Garrett is one of the hottest, if not the hottest, candidate among NFL assistant coaches. Cowboys owner Jerry Jones admitted in November that he is "very concerned" about losing Garrett to another team. Jones wants to keep Garrett in Dallas as long as possible, but Garrett would like the opportunity to be a head coach, something Blank could provide.
Garrett is said to be intrigued with Blank and the Falcons organization. It is up to Blank, if Garrett is Atlanta's No. 1 choice, to sell him on the franchise and the city. If he does, it would be a coup for Blank, landing the 41-year-old coach who has come with rave reviews from people such as Hall of Fame quarterback Troy Aikman.

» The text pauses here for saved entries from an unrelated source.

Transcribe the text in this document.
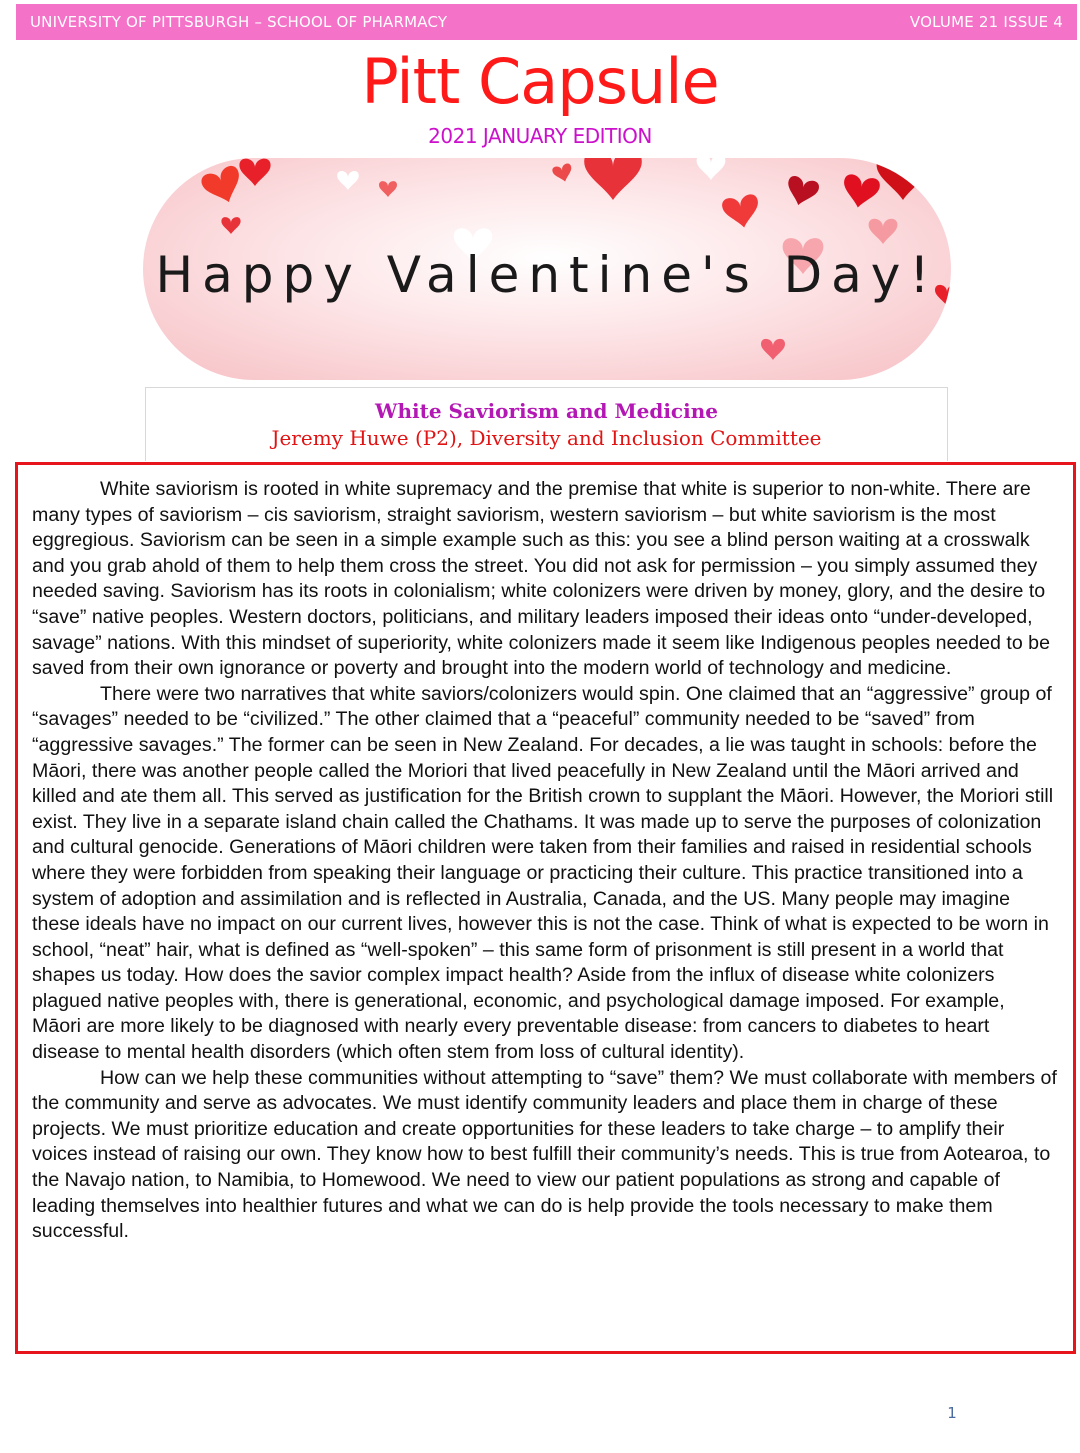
UNIVERSITY OF PITTSBURGH – SCHOOL OF PHARMACY	VOLUME 21 ISSUE 4
Pitt Capsule
2021 JANUARY EDITION
Happy Valentine's Day!
White Saviorism and Medicine
Jeremy Huwe (P2), Diversity and Inclusion Committee

White saviorism is rooted in white supremacy and the premise that white is superior to non-white. There are many types of saviorism – cis saviorism, straight saviorism, western saviorism – but white saviorism is the most eggregious. Saviorism can be seen in a simple example such as this: you see a blind person waiting at a crosswalk and you grab ahold of them to help them cross the street. You did not ask for permission – you simply assumed they needed saving. Saviorism has its roots in colonialism; white colonizers were driven by money, glory, and the desire to “save” native peoples. Western doctors, politicians, and military leaders imposed their ideas onto “under-developed, savage” nations. With this mindset of superiority, white colonizers made it seem like Indigenous peoples needed to be saved from their own ignorance or poverty and brought into the modern world of technology and medicine.

There were two narratives that white saviors/colonizers would spin. One claimed that an “aggressive” group of “savages” needed to be “civilized.” The other claimed that a “peaceful” community needed to be “saved” from “aggressive savages.” The former can be seen in New Zealand. For decades, a lie was taught in schools: before the Māori, there was another people called the Moriori that lived peacefully in New Zealand until the Māori arrived and killed and ate them all. This served as justification for the British crown to supplant the Māori. However, the Moriori still exist. They live in a separate island chain called the Chathams. It was made up to serve the purposes of colonization and cultural genocide. Generations of Māori children were taken from their families and raised in residential schools where they were forbidden from speaking their language or practicing their culture. This practice transitioned into a system of adoption and assimilation and is reflected in Australia, Canada, and the US. Many people may imagine these ideals have no impact on our current lives, however this is not the case. Think of what is expected to be worn in school, “neat” hair, what is defined as “well-spoken” – this same form of prisonment is still present in a world that shapes us today. How does the savior complex impact health? Aside from the influx of disease white colonizers plagued native peoples with, there is generational, economic, and psychological damage imposed. For example, Māori are more likely to be diagnosed with nearly every preventable disease: from cancers to diabetes to heart disease to mental health disorders (which often stem from loss of cultural identity).

How can we help these communities without attempting to “save” them? We must collaborate with members of the community and serve as advocates. We must identify community leaders and place them in charge of these projects. We must prioritize education and create opportunities for these leaders to take charge – to amplify their voices instead of raising our own. They know how to best fulfill their community’s needs. This is true from Aotearoa, to the Navajo nation, to Namibia, to Homewood. We need to view our patient populations as strong and capable of leading themselves into healthier futures and what we can do is help provide the tools necessary to make them successful.

1
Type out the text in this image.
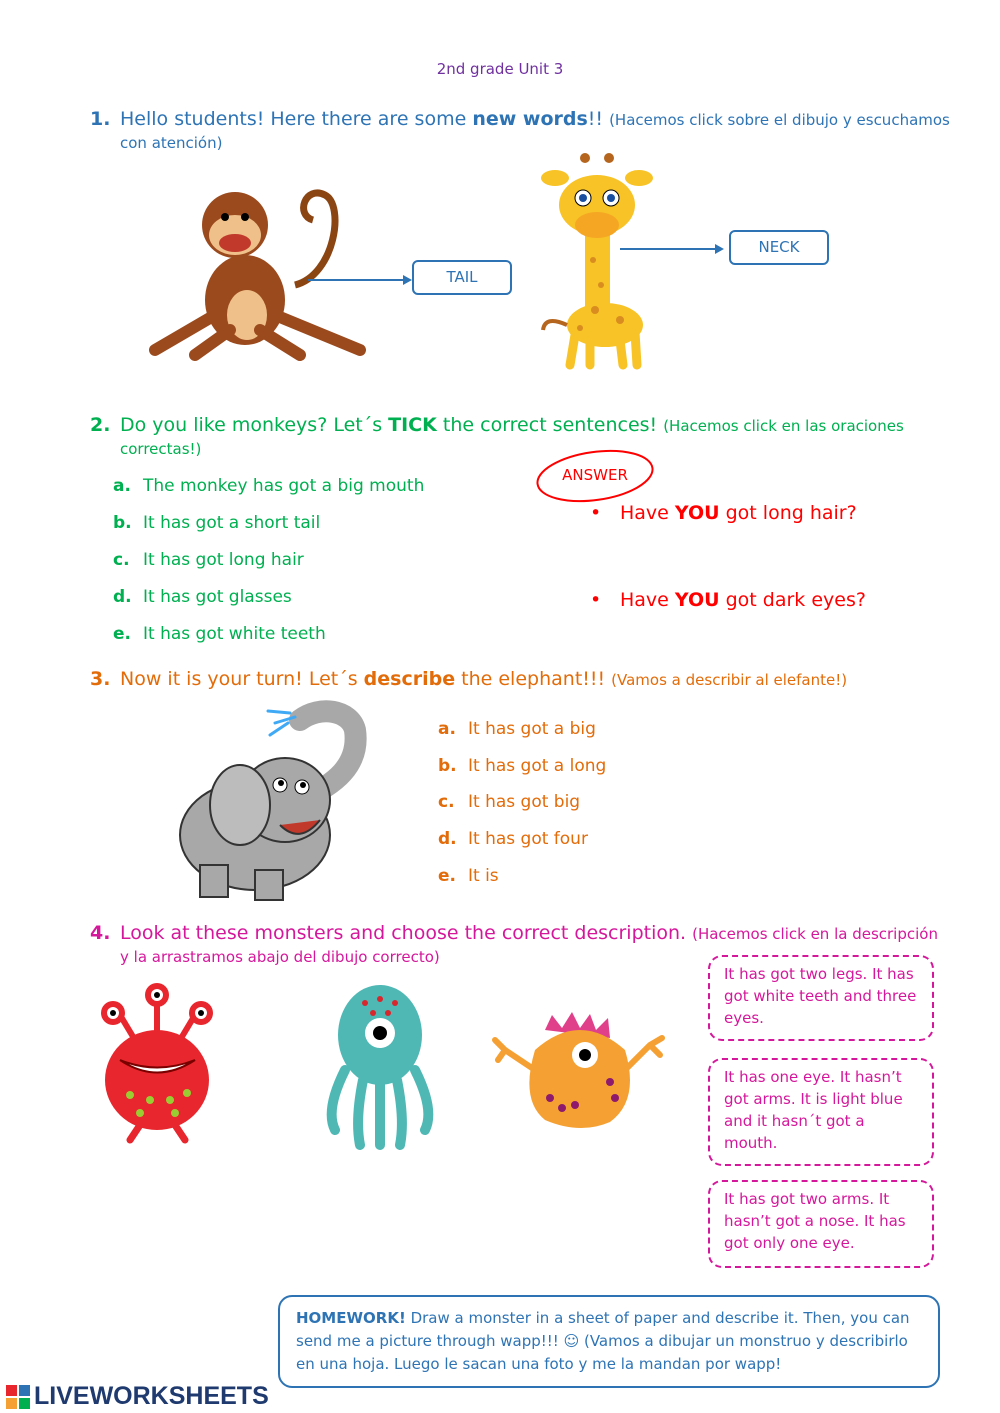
2nd grade Unit 3
1. Hello students! Here there are some new words!! (Hacemos click sobre el dibujo y escuchamos
con atención)
TAIL
NECK
2. Do you like monkeys? Let´s TICK the correct sentences! (Hacemos click en las oraciones
correctas!)
a. The monkey has got a big mouth
b. It has got a short tail
c. It has got long hair
d. It has got glasses
e. It has got white teeth
ANSWER
• Have YOU got long hair?
• Have YOU got dark eyes?
3. Now it is your turn! Let´s describe the elephant!!! (Vamos a describir al elefante!)
a. It has got a big
b. It has got a long
c. It has got big
d. It has got four
e. It is
4. Look at these monsters and choose the correct description. (Hacemos click en la descripción
y la arrastramos abajo del dibujo correcto)
It has got two legs. It has got white teeth and three eyes.
It has one eye. It hasn’t got arms. It is light blue and it hasn´t got a mouth.
It has got two arms. It hasn’t got a nose. It has got only one eye.
HOMEWORK! Draw a monster in a sheet of paper and describe it. Then, you can send me a picture through wapp!!! ☺ (Vamos a dibujar un monstruo y describirlo en una hoja. Luego le sacan una foto y me la mandan por wapp!
LIVEWORKSHEETS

But Blank also is going to have to fend off the Ravens, who have compiled a lengthy list of potential candidates, including Garrett. The Ravens faxed a request to the Cowboys on Thursday, seeking permission to interview Garrett. They did the same for Sparano, who has tremendous support within the Cowboys organization.
Making a list
The Ravens spent much of this week in meetings, debating which coaching candidates they should be pursuing to replace Brian Billick, who was fired on Monday.
San Francisco is searching for a new offensive coordinator and the leading candidate is not Mike Martz, who was dismissed Wednesday.
Niners coach Mike Nolan spent five seasons in the late 1980s and early 1990s working with Gailey in Denver. There is a comfort level there between the two men, and Gailey has respect around the league.
The Kansas City Chiefs need an offensive coordinator after firing Mike Solari, and they could opt to take a run at Martz, who wants to coach next season. But if Martz cannot land the right job, he does have a contract with one year remaining on it that Detroit would be obligated to pay.
Payday for Paydirt
Peterson's contract contained a $250,000 incentive for the Offensive Rookie of the Year award. Peterson would rather trade the incentive for a playoff share, but it was a nice post-Christmas consolation prize.
Any team hoping to rebuild this offseason must address its quarterback position and its scoring defense.
If this past season proved anything, a team must be strong in those two areas to advance to the postseason.
Just look: The top eight scoring defenses and the eight highest-rated quarterbacks all advanced to the postseason.